Parhelion Underwriting Ltd. became the first insurer to offer a policy to protect companies from the invalidation of carbon offset credits sold as part of California’s cap-and-trade program.
Parhelion, based in London, will sell insurance for permits originally issued by the Climate Action Reserve, an independent registry in Los Angeles, the companies said in an e-mailed statement today. California holds the buyer responsible for the costs of a project that’s invalidated because it didn’t produce the emissions cuts that it was originally credited for.
Companies regulated by California’s carbon program, including BP Plc, Chevron Corp. and Exxon Mobil Corp., can use the credits to cover as much as 8 percent of their emissions in the state. Each certificate is for the release of a metric ton of carbon offset by emissions-reducing projects such as urban forestry and systems removing methane from manure.
“We hope to see, or we’re confident we’ll see, that those potential large buyers of offsets will now be able to participate in the offset market,” Parhelion Chief Executive Officer Julian Richardson said on a telephone call with reporters today.

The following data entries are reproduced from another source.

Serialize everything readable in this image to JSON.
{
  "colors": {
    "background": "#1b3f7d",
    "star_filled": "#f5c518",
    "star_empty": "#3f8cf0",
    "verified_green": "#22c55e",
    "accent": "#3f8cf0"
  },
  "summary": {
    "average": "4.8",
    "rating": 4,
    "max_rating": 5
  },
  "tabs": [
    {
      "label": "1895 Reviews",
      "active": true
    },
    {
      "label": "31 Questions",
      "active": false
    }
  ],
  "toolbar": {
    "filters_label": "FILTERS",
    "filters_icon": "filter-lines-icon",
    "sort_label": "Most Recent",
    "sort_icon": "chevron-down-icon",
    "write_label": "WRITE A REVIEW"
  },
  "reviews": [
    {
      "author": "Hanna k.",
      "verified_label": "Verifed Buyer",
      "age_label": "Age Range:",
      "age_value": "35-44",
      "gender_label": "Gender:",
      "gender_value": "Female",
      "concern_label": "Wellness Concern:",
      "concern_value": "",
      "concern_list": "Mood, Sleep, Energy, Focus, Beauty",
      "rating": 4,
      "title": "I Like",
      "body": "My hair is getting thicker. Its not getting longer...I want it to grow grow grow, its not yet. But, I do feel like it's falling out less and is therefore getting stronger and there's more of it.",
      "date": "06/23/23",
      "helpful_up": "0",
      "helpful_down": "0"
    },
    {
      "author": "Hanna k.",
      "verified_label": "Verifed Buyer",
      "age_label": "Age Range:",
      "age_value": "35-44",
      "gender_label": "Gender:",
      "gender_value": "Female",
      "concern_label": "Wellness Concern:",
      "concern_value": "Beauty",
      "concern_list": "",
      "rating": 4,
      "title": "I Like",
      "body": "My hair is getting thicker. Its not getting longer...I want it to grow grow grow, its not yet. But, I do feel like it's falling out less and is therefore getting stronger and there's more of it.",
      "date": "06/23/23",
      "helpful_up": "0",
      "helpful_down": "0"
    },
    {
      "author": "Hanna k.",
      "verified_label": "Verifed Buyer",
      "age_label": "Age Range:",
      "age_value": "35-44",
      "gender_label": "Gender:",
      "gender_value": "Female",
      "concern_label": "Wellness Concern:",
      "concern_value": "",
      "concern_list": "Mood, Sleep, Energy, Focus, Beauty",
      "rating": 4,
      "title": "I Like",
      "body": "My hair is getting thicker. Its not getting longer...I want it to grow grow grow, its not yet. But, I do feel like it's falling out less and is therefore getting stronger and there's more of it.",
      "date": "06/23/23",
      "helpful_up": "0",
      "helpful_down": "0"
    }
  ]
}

Groups including the Western States Petroleum Association, which represents oil refiners in California, have warned that state regulations holding credit buyers responsible for invalidation could cripple the offset credits market.
“In the long term, this will result in a discount for offsets in the market, but buyer liability could also hinder growth of a strong and liquid market for offsets,” the Sacramento-based group said in Jan. 24 comments to the California Energy commission.
Contracts based on California offset credits were unchanged at $11.50 a ton, according to data compiled by environmental broker Evolution Markets, based in White Plains, New York. “Golden” offsets, which come with a seller guarantee to replace any invalidated credits, are down 5.2 percent from this year’s peak of $12.13 a ton on March 6, Evolution data showed.
California’s carbon cap-and-trade system is the largest of its kind in the U.S. and the second-biggest carbon market in the world, behind the European Union’s. Under the state’s program, emissions from power generators, oil refineries and other industrial plants, are capped and cut gradually to reduce emissions to 1990 levels by 2020.
Companies are required to surrender carbon allowances, each permitting the release of a metric ton of carbon, to cover their emissions in three phases, with the first running from 2013 through 2014, the second from 2015 through 2017 and the third from 2018 through 2020.
The California Air Resources Board is issuing allowances through a combination of free allocations and quarterly auctions and plans to shrink the total available to achieve emissions reductions. Those companies with more than they need can sell or trade the excess.
As an alternative to using allowances, companies can buy offset credits to cover as much as 8 percent of their emissions. The credits are generated through projects that have been verified by the air board to curb emissions.
“We designed the cap-and-trade program to ensure the integrity of the emission reductions and had hoped and expected that the private insurance market would provide a solution to backstop our right to invalidate improper offsets,” Mary Nichols, the board’s chairwoman, said in the statement. “We are very happy to see that such a product is now available.”
Nichols said during a conference in San Francisco April 18 that the air board expects to be issuing the first carbon offsets as part of the state’s carbon program “soon,” declining to specify a date.
Parhelion’s insurance helps the Climate Action Reserve offer “a level of assurance and quality control” to its account holders, Gary Gero, president of the reserve, said in the call with reporters.
Futures based on California carbon allowances for 2013 were unchanged at $14.50 a ton, according to data compiled by CME Group Inc. The spread between allowances and credits has narrowed 33 percent since the beginning of February.